In a normal percentage problem you know the original and apply a change. A reverse percentage flips this: you are given the final amount after a change and must find the original.

Real examples:

• A jacket costs $63 in a 30% sale — what was the full price?
• A bill is $84 including 20% tax — what was the price before tax?
• A salary is now $2,750 after a 10% rise — what was it before?

The key skill is undoing a multiplier.

The multiplier idea, reversed

From percentage increase and decrease, a change is applied by multiplying by a multiplier:

• 20% increase → multiply original by 1.20
• 30% decrease → multiply original by 0.70

To go forwards you multiply. To go backwards, you do the opposite: divide by the multiplier.

original × multiplier = final, so original = final ÷ multiplier.

Worked example 1: reversing an increase

After a 20% increase a price is $120. Find the original.
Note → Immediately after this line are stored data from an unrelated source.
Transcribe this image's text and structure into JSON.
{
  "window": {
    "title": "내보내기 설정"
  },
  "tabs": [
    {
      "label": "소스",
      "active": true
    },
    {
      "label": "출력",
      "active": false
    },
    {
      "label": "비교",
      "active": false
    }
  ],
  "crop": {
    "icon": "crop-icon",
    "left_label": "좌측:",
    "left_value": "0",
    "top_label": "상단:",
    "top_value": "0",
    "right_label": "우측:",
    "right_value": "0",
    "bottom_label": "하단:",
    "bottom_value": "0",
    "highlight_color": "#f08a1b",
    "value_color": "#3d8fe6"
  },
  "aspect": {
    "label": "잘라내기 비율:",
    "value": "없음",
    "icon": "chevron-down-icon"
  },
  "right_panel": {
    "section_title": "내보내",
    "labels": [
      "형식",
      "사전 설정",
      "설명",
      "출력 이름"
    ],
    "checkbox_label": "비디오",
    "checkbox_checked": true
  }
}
1. Multiplier for a 20% increase = 1.20.
2. The $120 represents 120% of the original.
3. original = 120 ÷ 1.20 = $100.

Check forwards: 100 × 1.20 = 120 ✅.

Worked example 2: reversing a decrease

A coat costs $63 after a 30% discount. Find the original price.

1. Multiplier for a 30% decrease = 0.70.
2. The $63 represents 70% of the original.
3. original = 63 ÷ 0.70 = $90.

Check forwards: 90 × 0.70 = 63 ✅.

Worked example 3: removing tax

A bill is $84 including 20% tax. Find the price before tax.

1. The pre-tax price was increased by 20%, so multiplier = 1.20.
2. The $84 is 120% of the pre-tax price.
3. before tax = 84 ÷ 1.20 = $70.

The tax itself is 84 − 70 = $14.

The classic trap

It is tempting to "just take the percentage back off the final figure". This is wrong.

For Worked example 1, taking 20% off $120:

• 20% of 120 = 24, giving 120 − 24 = $96 ❌ (the correct answer is $100).

Why the error? The original 20% increase was 20% of the smaller original ($100) = $20. But 20% of the larger final ($120) is $24 — a different base, so it over-corrects. Always divide by the multiplier instead.

A summary table

Situation	What the final represents	Multiplier	Find original by
after a 20% increase	120%	1.20	final ÷ 1.20
after a 25% increase	125%	1.25	final ÷ 1.25
after a 15% decrease	85%	0.85	final ÷ 0.85
after a 30% decrease	70%	0.70	final ÷ 0.70
including 20% tax	120%	1.20	final ÷ 1.20

A second method: unitary

If decimals feel uncertain, use the unitary method with percentages:

A coat costs $63 after a 30% discount.

• $63 = 70% of the original.
• So 1% = 63 ÷ 70 = $0.90.
• And 100% = 0.90 × 100 = $90.

Same answer, broken into steps you can see.

Try it yourself

Solve these by dividing by the multiplier, then check forwards:

1. After a 10% increase a phone bill is $66. Find the original.
2. A TV costs $340 after a 15% discount. Find the original price.
3. A meal is $46 including 15% service charge. Find the cost before the charge.

(Answers: $60; $400; $40.)

Why this matters

Reverse percentages appear in tax, VAT, original prices in sales, depreciation and exam questions that catch people out. Mastering the "divide by the multiplier" rule keeps you from the classic trap and links directly to percentages in real life.